Um zu wissen, ob wir Emissionsabkommen einhalten, muss alles CO2 rückverfolgbar sein. Unvollständige Buchführung hat Wissenschaftler kürzlich auf die Suche in der Grönlandsee geschickt. Ihre Forschung ist veröffentlicht im Journal of Geophysical Research: Ozeane.

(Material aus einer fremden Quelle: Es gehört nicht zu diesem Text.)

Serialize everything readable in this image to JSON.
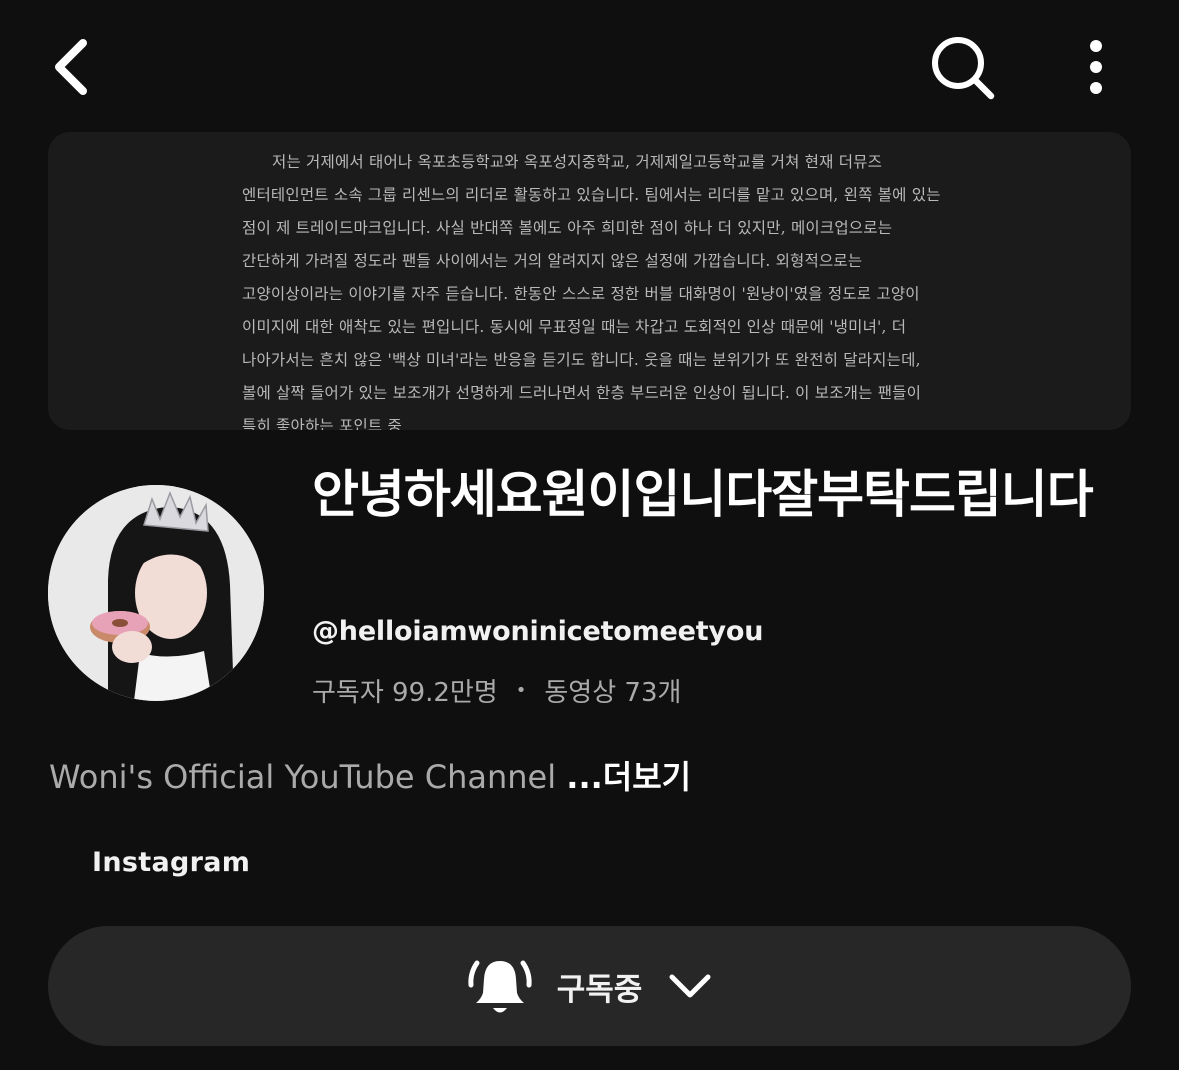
{
  "topbar": {
    "back_icon": "chevron-left-icon",
    "search_icon": "search-icon",
    "more_icon": "more-vertical-icon"
  },
  "banner": {
    "text": "저는 거제에서 태어나 옥포초등학교와 옥포성지중학교, 거제제일고등학교를 거쳐 현재 더뮤즈 엔터테인먼트 소속 그룹 리센느의 리더로 활동하고 있습니다. 팀에서는 리더를 맡고 있으며, 왼쪽 볼에 있는 점이 제 트레이드마크입니다. 사실 반대쪽 볼에도 아주 희미한 점이 하나 더 있지만, 메이크업으로는 간단하게 가려질 정도라 팬들 사이에서는 거의 알려지지 않은 설정에 가깝습니다. 외형적으로는 고양이상이라는 이야기를 자주 듣습니다. 한동안 스스로 정한 버블 대화명이 '원냥이'였을 정도로 고양이 이미지에 대한 애착도 있는 편입니다. 동시에 무표정일 때는 차갑고 도회적인 인상 때문에 '냉미녀', 더 나아가서는 흔치 않은 '백상 미녀'라는 반응을 듣기도 합니다. 웃을 때는 분위기가 또 완전히 달라지는데, 볼에 살짝 들어가 있는 보조개가 선명하게 드러나면서 한층 부드러운 인상이 됩니다. 이 보조개는 팬들이 특히 좋아하는 포인트 중"
  },
  "channel": {
    "name": "안녕하세요원이입니다잘부탁드립니다",
    "handle": "@helloiamwoninicetomeetyou",
    "subscribers": "구독자 99.2만명",
    "separator": "•",
    "videos": "동영상 73개",
    "description": "Woni's Official YouTube Channel",
    "more": "...더보기",
    "link": "Instagram"
  },
  "subscribe": {
    "label": "구독중",
    "bell_icon": "bell-ringing-icon",
    "chevron_icon": "chevron-down-icon"
  }
}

„Wir dachten, wir hätten die Kontrolle“, sagt Professor Are Olsen. „Aber wir haben sie verloren.“
Wie so oft zuvor spricht der Forschungsleiter vom Bjerknes Centre und dem Geophysikalischen Institut der Universität Bergen über CO2. Doch dieses Mal sind nicht unkontrollierte Emissionen der Grund zur Sorge. Seine Enttäuschung betrifft unsere unvollständige Überwachung von CO2, einem Gas, das so ätherisch ist wie ein Geist.
„Wir“ sind die Bevölkerung der Erde und wir haben den Überblick darüber verloren, wo das von uns ausgestoßene CO2 landet.
Wenn wir durch die Verbrennung von Öl und Kohle CO2 in die Atmosphäre freisetzen, bleibt ein Teil des CO2 in der Luft, während der Rest vom Ozean und der Vegetation an Land aufgenommen wird. Es ist wichtig, die Verteilung auf die Empfänger im Auge zu behalten.
„Solange wir nicht das gesamte CO2 berücksichtigen können, werden wir nicht wissen, ob Emissionskürzungen helfen“, erklärt Olsen.
Wir können auch nicht wissen, ob jemand betrügt, indem er seine Emissionen zu niedrig angibt.
Jeden Herbst wird das globale Kohlenstoffbudget aktualisiert. Genau genommen handelt es sich dabei um eine Abrechnung mit vier Einträgen. Die Treibhausgasemissionen werden mit der Menge verrechnet, die das Meer und die Vegetation an Land aufnehmen, sowie mit der Menge, die in der Atmosphäre verbleibt:
Emissionen = Aufnahme durch die Ozeane + Aufnahme durch die Wälder + Veränderung der Luft.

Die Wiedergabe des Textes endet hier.